To locate this video and readings: https://developingchild.harvard.edu/science/key-concepts/executive-function/
Short Video: There is a wonderful short video offered to you right under the title of the paper. I would watch that video first. It is about executive function and self-regulation. Please take the time to look at the video a second time to see exactly what the children in the video are doing.
Just below the video is a two-page paper that you may read or you may skip!!! It is a bit heavy and I have summarized it here below in a table: Key Concepts: Executive Function and Self-Regulation. This two-page paper gives you the pieces that children need to learn in order to have executive function and self-regulation.
Sadly, this two-page paper lacks two important introductory definitions! Here they are:
Executive Function: Here is a formal definition of executive functioning: The executive functions are a set of processes that all have to do with managing oneself and one’s resources in order to achieve a goal. It is an umbrella term (belongs at the top of the outline) for the brain-based skills involving mental control and self-regulation. Source: Idonline.org.

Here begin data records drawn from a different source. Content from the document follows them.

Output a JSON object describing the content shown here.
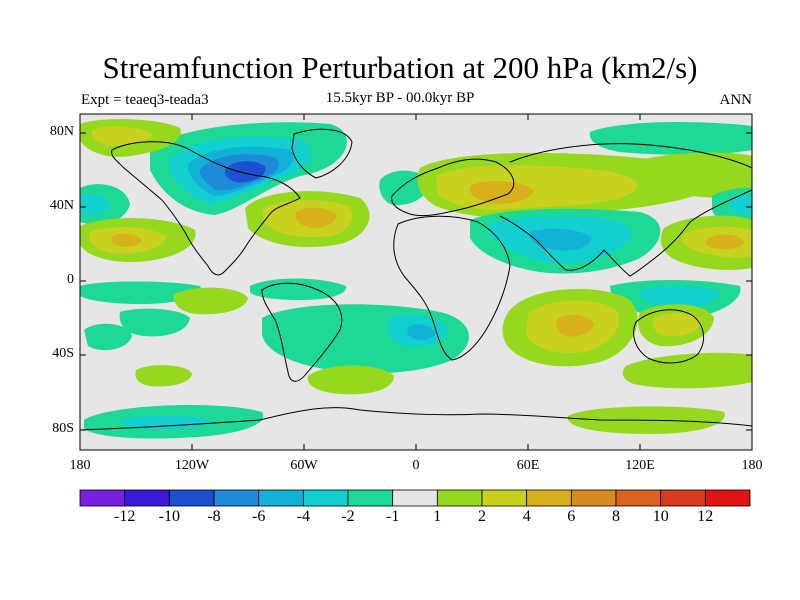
{
  "title": "Streamfunction Perturbation at 200 hPa (km2/s)",
  "subtitle_center": "15.5kyr BP - 00.0kyr BP",
  "subtitle_left": "Expt = teaeq3-teada3",
  "subtitle_right": "ANN",
  "axes": {
    "lat_labels": [
      "80N",
      "40N",
      "0",
      "40S",
      "80S"
    ],
    "lon_labels": [
      "180",
      "120W",
      "60W",
      "0",
      "60E",
      "120E",
      "180"
    ]
  },
  "colorbar": {
    "labels": [
      "-12",
      "-10",
      "-8",
      "-6",
      "-4",
      "-2",
      "-1",
      "1",
      "2",
      "4",
      "6",
      "8",
      "10",
      "12"
    ],
    "colors": [
      "#7a1ee0",
      "#3d18d8",
      "#1e4fd0",
      "#1e8ad8",
      "#12b2d8",
      "#12d0d0",
      "#1ed896",
      "#e6e6e6",
      "#96d81e",
      "#c8d21e",
      "#d8b01e",
      "#d88a1e",
      "#d8641e",
      "#d83c1e",
      "#e01414"
    ]
  },
  "chart_data": {
    "type": "contour-map",
    "title": "Streamfunction Perturbation at 200 hPa (km2/s)",
    "variable": "streamfunction perturbation",
    "units": "km2/s",
    "level": "200 hPa",
    "period": "15.5kyr BP - 00.0kyr BP",
    "experiment": "teaeq3-teada3",
    "season": "ANN",
    "lon_range": [
      -180,
      180
    ],
    "lat_range": [
      -90,
      90
    ],
    "contour_levels": [
      -12,
      -10,
      -8,
      -6,
      -4,
      -2,
      -1,
      1,
      2,
      4,
      6,
      8,
      10,
      12
    ],
    "anomalies": [
      {
        "name": "N America low",
        "lon": -100,
        "lat": 55,
        "value": -8
      },
      {
        "name": "N Atlantic high",
        "lon": -45,
        "lat": 35,
        "value": 4
      },
      {
        "name": "Eurasia high",
        "lon": 40,
        "lat": 48,
        "value": 4
      },
      {
        "name": "Asia low",
        "lon": 80,
        "lat": 28,
        "value": -2
      },
      {
        "name": "S Indian high",
        "lon": 85,
        "lat": -22,
        "value": 4
      },
      {
        "name": "E Pacific low",
        "lon": -175,
        "lat": 40,
        "value": -2
      },
      {
        "name": "Pacific high",
        "lon": -165,
        "lat": 22,
        "value": 2
      },
      {
        "name": "W Pacific high",
        "lon": 160,
        "lat": 20,
        "value": 2
      },
      {
        "name": "S America low",
        "lon": -40,
        "lat": -28,
        "value": -2
      }
    ]
  }
}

Self-regulation: noun. Self-regulation is when a person or group governs or polices itself without outside assistance or influence. An example of self-regulation is when you limit, of your own accord, how much you will eat. (Or, for our case, when a young child is willing to wait to see some thing or toy and then also willing to share it with another child when she finishes looking at it.) Source: yourdictionary.com/self-regulation.

Question Two: Length of your answer: Please write one page or two pages, double-spaced, defining executive functions, and especially those of self-regulation and private speech and explaining why they are important for normal development. Please also mention what can derail or prevent normal development of self-regulation and private speech.